Não existe evidência clínica de que a utilização de antibóticos promova a melhoria da dor articular ou o encurtamento da duração da doença (após a dor articular já se ter desenvolvido).

O tratamento da artrite passa pela utilização de agentes anti-inflamatórios e supressores do sistema imunitário em duas fases da doença: aguda e crónica. A maioria dos doentes vai ter uma doença autolimitada e vai precisar apenas de analgésicos e anti-inflamatórios não esteróides (como o ibuprofeno, naproxeno ou diclofenac) que são utilizados para reduzir a dor articular e o inchaço. Pode ser necessário utilizar regularmente doses elevadas por um período de até 2 semanas para ser poder avaliar a sua eficácia.

No caso de não haver melhoria pode haver necessidade de utilização de corticosteróides na forma de uma injecção na articulação, seguido ou não deste fármaco em comprimidos durante um curto período de tempo.

No caso de estas terapêuticas falharem, da doença ser grave, persistente ou recorrente, pode ser necessário recorrer a outros fármacos como a sulfassalazina, o metotrexato, a leflunomida ou a terapêutica biológica com agentes bloqueadores do factor de necrose tumoral (por exemplo: etanercept, infliximab, adalimumab) ou tocilizumab.

O tratamento das manifestações extra-articulares necessita de intervenções adicionais. Para os casos de inflamação ocular podem utilizar-se gotas oculares de corticosteróide. No caso de desenvolvimento de dor ocular ou alterações da visão a observação por Oftalmologista é imprescindível para um eventual diagnóstico de inflamação da íris (uveíte anterior). Pode utilizar-se corticosteróides tópicos para o tratamento de úlceras da mucosa oral, assim como para lesões cutâneas como pústulas, onde também se pode aplicar salicilatos tópicos, vitamina D tópica e retinóides.

A duração média da doença é de 3 a 5 meses. A maioria dos doentes melhora completamente sem lesão crónica da articulação ou têm manifestações muito ligeiras nos 6 a 12 meses após o início das manifestações, mas 15 a 20% podem ter uma apresentação mais crónica da doença. Noutros doentes a doença tem um curso intermitente.

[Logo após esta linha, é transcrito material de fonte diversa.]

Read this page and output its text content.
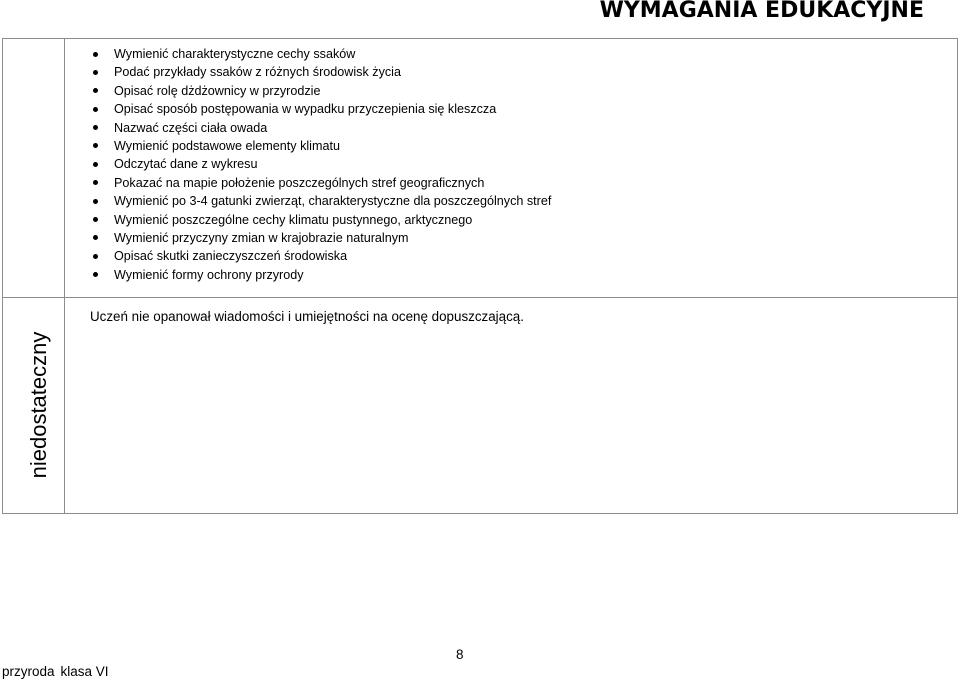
WYMAGANIA EDUKACYJNE
Wymienić charakterystyczne cechy ssaków
Podać przykłady ssaków z różnych środowisk życia
Opisać rolę dżdżownicy w przyrodzie
Opisać sposób postępowania w wypadku przyczepienia się kleszcza
Nazwać części ciała owada
Wymienić podstawowe elementy klimatu
Odczytać dane z wykresu
Pokazać na mapie położenie poszczególnych stref geograficznych
Wymienić po 3-4 gatunki zwierząt, charakterystyczne dla poszczególnych stref
Wymienić poszczególne cechy klimatu pustynnego, arktycznego
Wymienić przyczyny zmian w krajobrazie naturalnym
Opisać skutki zanieczyszczeń środowiska
Wymienić formy ochrony przyrody
niedostateczny
Uczeń nie opanował wiadomości i umiejętności na ocenę dopuszczającą.
8
przyroda klasa VI
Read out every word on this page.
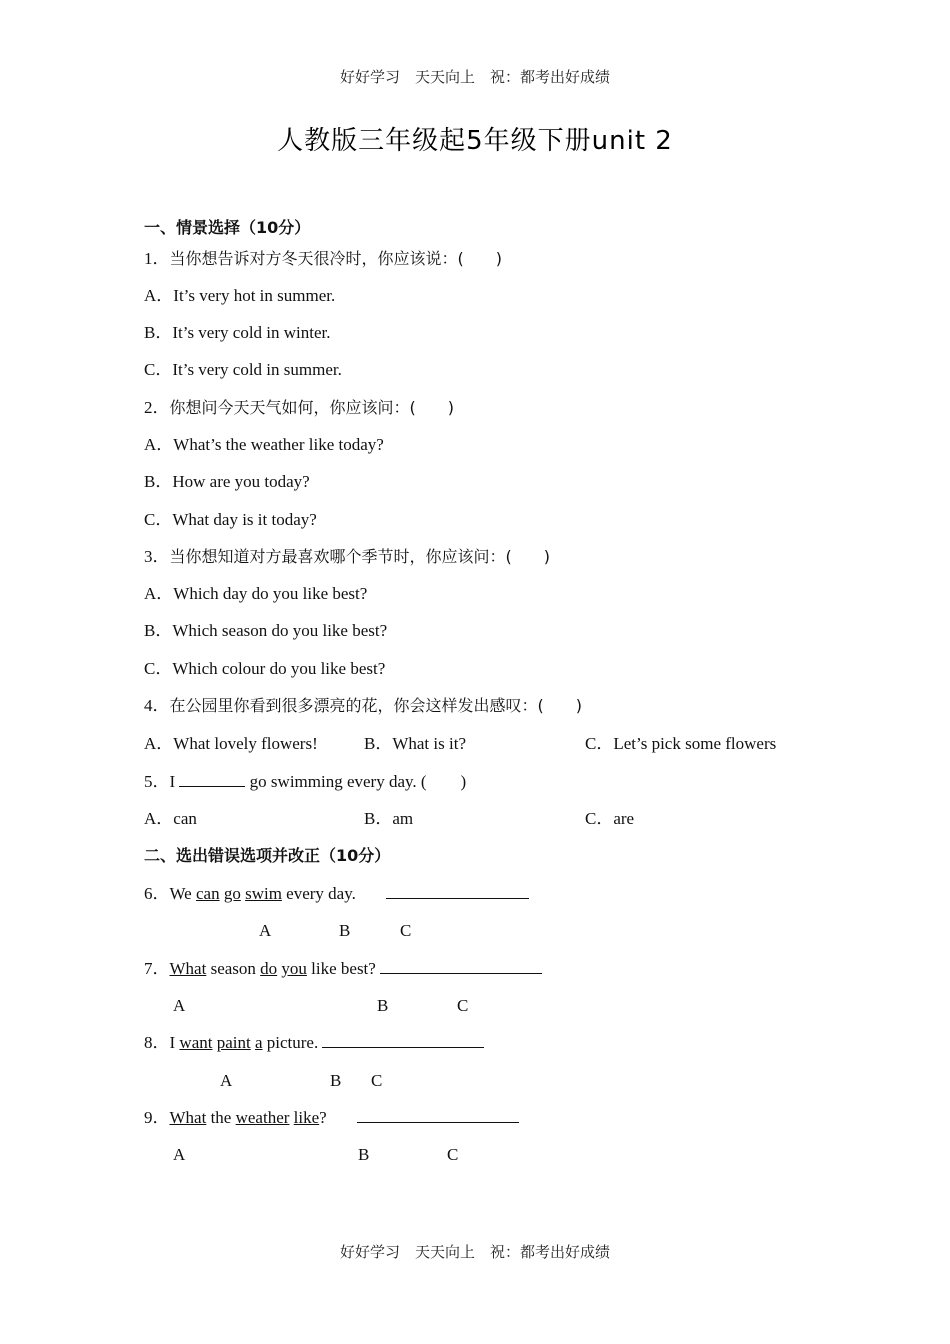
好好学习　天天向上　祝：都考出好成绩
人教版三年级起5年级下册unit 2
一、情景选择（10分）
1．当你想告诉对方冬天很冷时，你应该说：(　　)
A．It’s very hot in summer.
B．It’s very cold in winter.
C．It’s very cold in summer.
2．你想问今天天气如何，你应该问：(　　)
A．What’s the weather like today?
B．How are you today?
C．What day is it today?
3．当你想知道对方最喜欢哪个季节时，你应该问：(　　)
A．Which day do you like best?
B．Which season do you like best?
C．Which colour do you like best?
4．在公园里你看到很多漂亮的花，你会这样发出感叹：(　　)
A．What lovely flowers!	B．What is it?	C．Let’s pick some flowers
5．I	go swimming every day. (　　)
A．can	B．am	C．are
二、选出错误选项并改正（10分）
6．We can go swim every day.
A	B	C
7．What season do you like best?
A	B	C
8．I want paint a picture.
A	B C
9．What the weather like?
A	B	C
好好学习　天天向上　祝：都考出好成绩
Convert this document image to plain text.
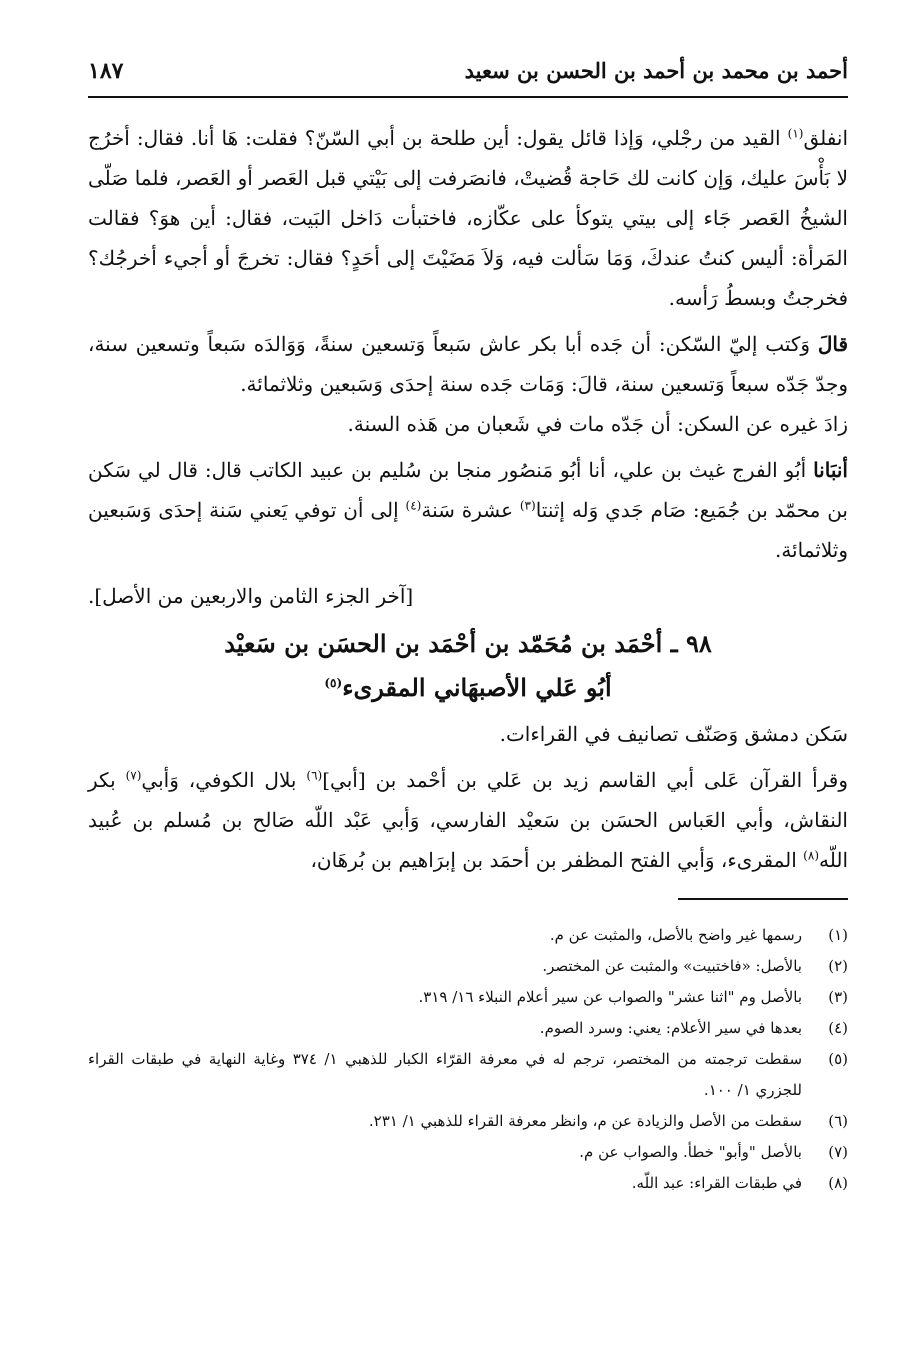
أحمد بن محمد بن أحمد بن الحسن بن سعيد
١٨٧

انفلق$^{(١)}$ القيد من رجْلي، وَإذا قائل يقول: أين طلحة بن أبي السّنّ؟ فقلت: هَا أنا. فقال: أخرُج لا بَأْسَ عليك، وَإن كانت لك حَاجة قُضيتْ، فانصَرفت إلى بَيْتي قبل العَصر أو العَصر، فلما صَلّى الشيخُ العَصر جَاء إلى بيتي يتوكأ على عكّازه، فاختبأت دَاخل البَيت، فقال: أين هوَ؟ فقالت المَرأة: أليس كنتُ عندكَ، وَمَا سَألت فيه، وَلاَ مَضَيْتَ إلى أحَدٍ؟ فقال: تخرجَ أو أجيء أخرجُك؟ فخرجتُ وبسطُ رَأسه.

قالَ وَكتب إليّ السّكن: أن جَده أبا بكر عاش سَبعاً وَتسعين سنةً، وَوَالدَه سَبعاً وتسعين سنة، وجدّ جَدّه سبعاً وَتسعين سنة، قالَ: وَمَات جَده سنة إحدَى وَسَبعين وثلاثمائة.

زادَ غيره عن السكن: أن جَدّه مات في شَعبان من هَذه السنة.

أنبَانا أبُو الفرج غيث بن علي، أنا أبُو مَنصُور منجا بن سُليم بن عبيد الكاتب قال: قال لي سَكن بن محمّد بن جُمَيع: صَام جَدي وَله إثنتا$^{(٣)}$ عشرة سَنة$^{(٤)}$ إلى أن توفي يَعني سَنة إحدَى وَسَبعين وثلاثمائة.

[آخر الجزء الثامن والاربعين من الأصل].

٩٨ ـ أحْمَد بن مُحَمّد بن أحْمَد بن الحسَن بن سَعيْد
أبُو عَلي الأصبهَاني المقرىء$^{(٥)}$

سَكن دمشق وَصَنّف تصانيف في القراءات.

وقرأ القرآن عَلى أبي القاسم زيد بن عَلي بن أحْمد بن [أبي]$^{(٦)}$ بلال الكوفي، وَأبي$^{(٧)}$ بكر النقاش، وأبي العَباس الحسَن بن سَعيْد الفارسي، وَأبي عَبْد اللّه صَالح بن مُسلم بن عُبيد اللّه$^{(٨)}$ المقرىء، وَأبي الفتح المظفر بن أحمَد بن إبرَاهيم بن بُرهَان،

(١)
رسمها غير واضح بالأصل، والمثبت عن م.
(٢)
بالأصل: «فاختبيت» والمثبت عن المختصر.
(٣)
بالأصل وم "اثنا عشر" والصواب عن سير أعلام النبلاء ١٦/ ٣١٩.
(٤)
بعدها في سير الأعلام: يعني: وسرد الصوم.
(٥)
سقطت ترجمته من المختصر، ترجم له في معرفة القرّاء الكبار للذهبي ١/ ٣٧٤ وغاية النهاية في طبقات القراء للجزري ١/ ١٠٠.
(٦)
سقطت من الأصل والزيادة عن م، وانظر معرفة القراء للذهبي ١/ ٢٣١.
(٧)
بالأصل "وأبو" خطأ. والصواب عن م.
(٨)
في طبقات القراء: عبد اللّه.
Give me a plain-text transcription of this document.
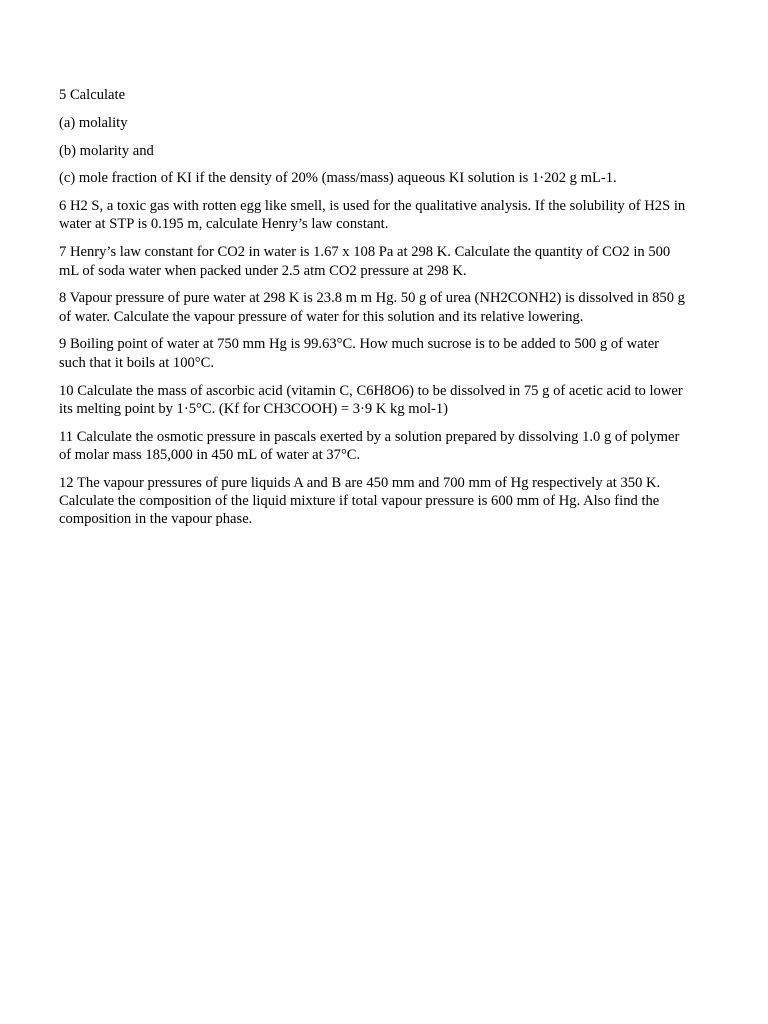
5 Calculate

(a) molality

(b) molarity and

(c) mole fraction of KI if the density of 20% (mass/mass) aqueous KI solution is 1·202 g mL-1.

6 H2 S, a toxic gas with rotten egg like smell, is used for the qualitative analysis. If the solubility of H2S in water at STP is 0.195 m, calculate Henry’s law constant.

7 Henry’s law constant for CO2 in water is 1.67 x 108 Pa at 298 K. Calculate the quantity of CO2 in 500 mL of soda water when packed under 2.5 atm CO2 pressure at 298 K.

8 Vapour pressure of pure water at 298 K is 23.8 m m Hg. 50 g of urea (NH2CONH2) is dissolved in 850 g of water. Calculate the vapour pressure of water for this solution and its relative lowering.

9 Boiling point of water at 750 mm Hg is 99.63°C. How much sucrose is to be added to 500 g of water such that it boils at 100°C.

10 Calculate the mass of ascorbic acid (vitamin C, C6H8O6) to be dissolved in 75 g of acetic acid to lower its melting point by 1·5°C. (Kf for CH3COOH) = 3·9 K kg mol-1)

11 Calculate the osmotic pressure in pascals exerted by a solution prepared by dissolving 1.0 g of polymer of molar mass 185,000 in 450 mL of water at 37°C.

12 The vapour pressures of pure liquids A and B are 450 mm and 700 mm of Hg respectively at 350 K. Calculate the composition of the liquid mixture if total vapour pressure is 600 mm of Hg. Also find the composition in the vapour phase.
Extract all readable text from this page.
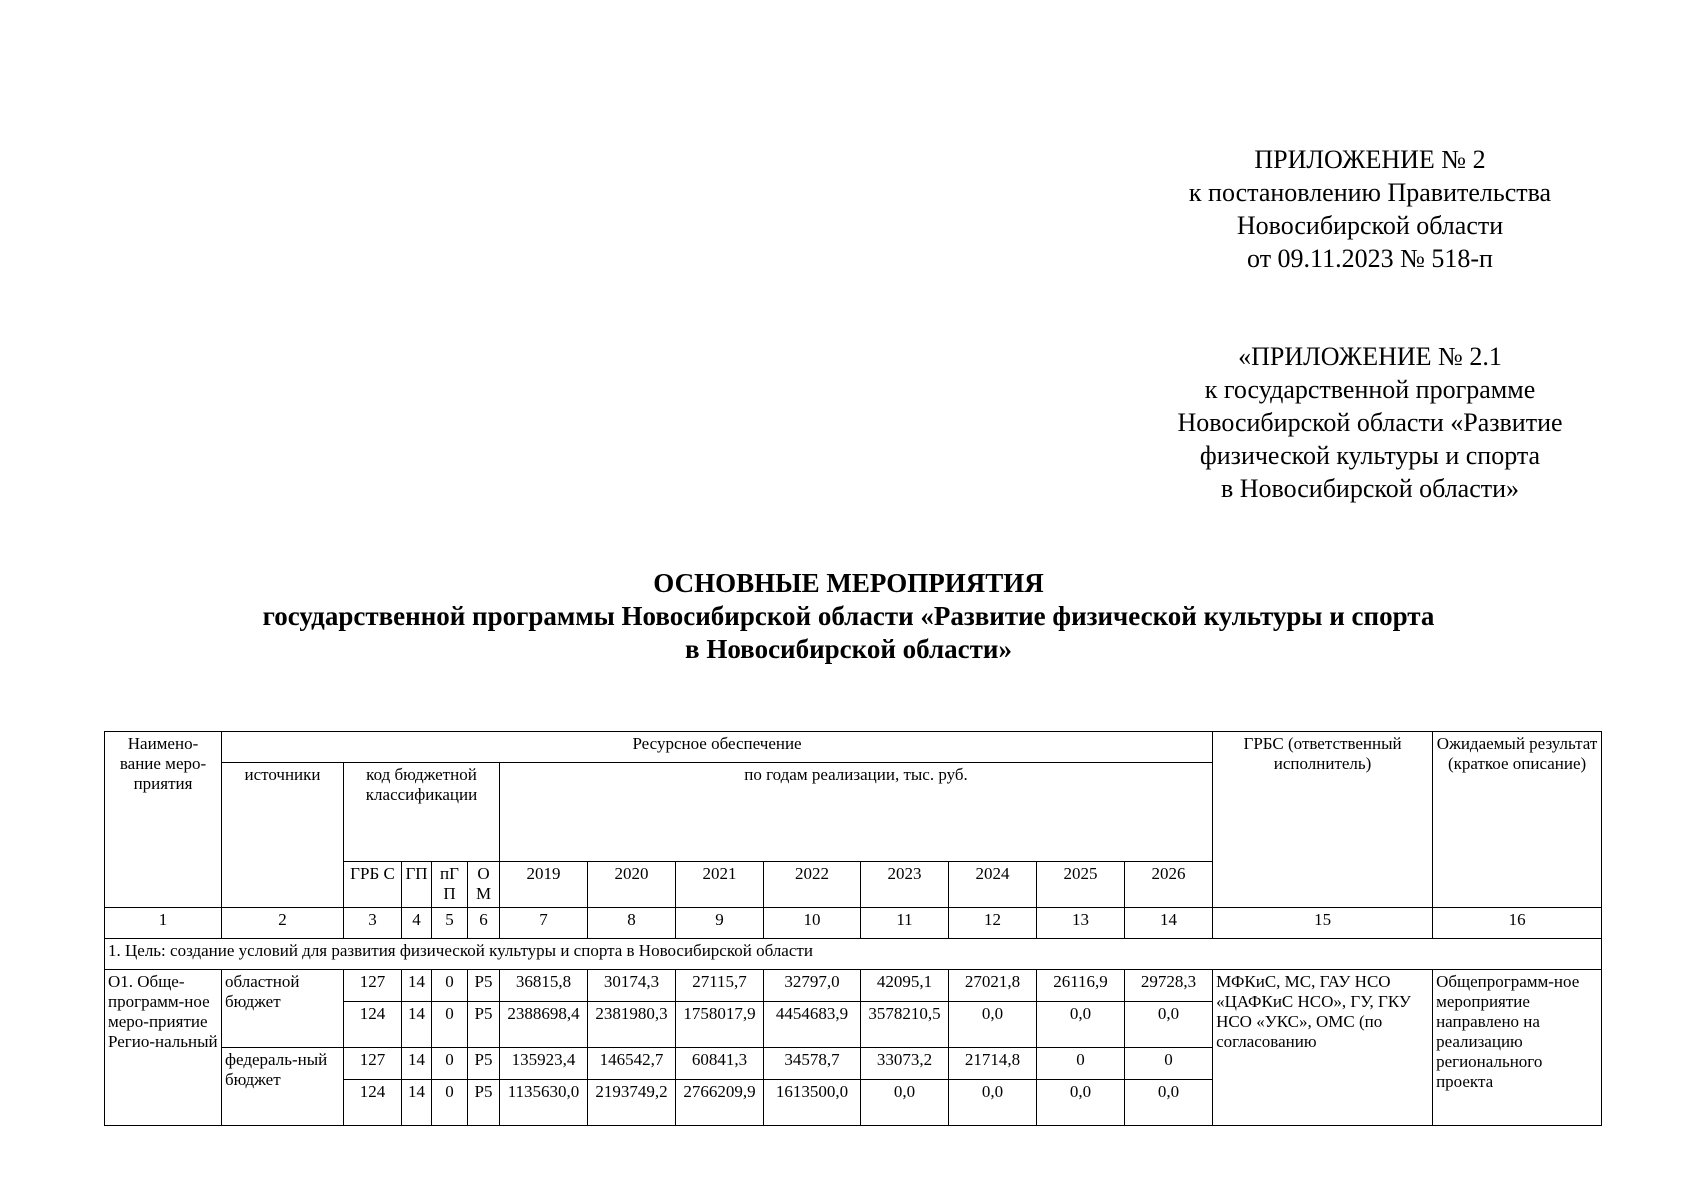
ПРИЛОЖЕНИЕ № 2
к постановлению Правительства
Новосибирской области
от 09.11.2023 № 518-п
«ПРИЛОЖЕНИЕ № 2.1
к государственной программе
Новосибирской области «Развитие
физической культуры и спорта
в Новосибирской области»
ОСНОВНЫЕ МЕРОПРИЯТИЯ
государственной программы Новосибирской области «Развитие физической культуры и спорта
в Новосибирской области»
Наимено-вание меро-приятия	Ресурсное обеспечение													ГРБС (ответственный исполнитель)	Ожидаемый результат (краткое описание)
	источники	код бюджетной классификации				по годам реализации, тыс. руб.									
		ГРБ С	ГП	пГ П	О М	2019	2020	2021	2022	2023	2024	2025	2026		
1	2	3	4	5	6	7	8	9	10	11	12	13	14	15	16
1. Цель: создание условий для развития физической культуры и спорта в Новосибирской области															
О1. Обще-программ-ное меро-приятие Регио-нальный	областной бюджет	127	14	0	Р5	36815,8	30174,3	27115,7	32797,0	42095,1	27021,8	26116,9	29728,3	МФКиС, МС, ГАУ НСО «ЦАФКиС НСО», ГУ, ГКУ НСО «УКС», ОМС (по согласованию	Общепрограмм-ное мероприятие направлено на реализацию регионального проекта
		124	14	0	Р5	2388698,4	2381980,3	1758017,9	4454683,9	3578210,5	0,0	0,0	0,0		
	федераль-ный бюджет	127	14	0	Р5	135923,4	146542,7	60841,3	34578,7	33073,2	21714,8	0	0		
		124	14	0	Р5	1135630,0	2193749,2	2766209,9	1613500,0	0,0	0,0	0,0	0,0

Mesmo após a resolução da doença pode persistir alguma dor nas articulações, nas entesis e na coluna vertebral.

Alguns doentes com artrite reactiva crónica podem mais tarde evoluir com manifestações características de outras espondilartropatias (por exemplo: espondilite anquilosante, artrite psoriática).

A artrite reactiva não é uma doença contagiosa mas as infecções que a precedem são. Por exemplo, as infecções por Chlamydia trachomatis são prevenidas evitando-se relações sexuais desprotegidas.

Para prevenir as infecções gastro-intestinais, sobretudo em áreas endémicas para alguns dos microrganismos causadores de artrite reactiva, devem-se privilegiar os alimentos cozinhados e a água engarrafada.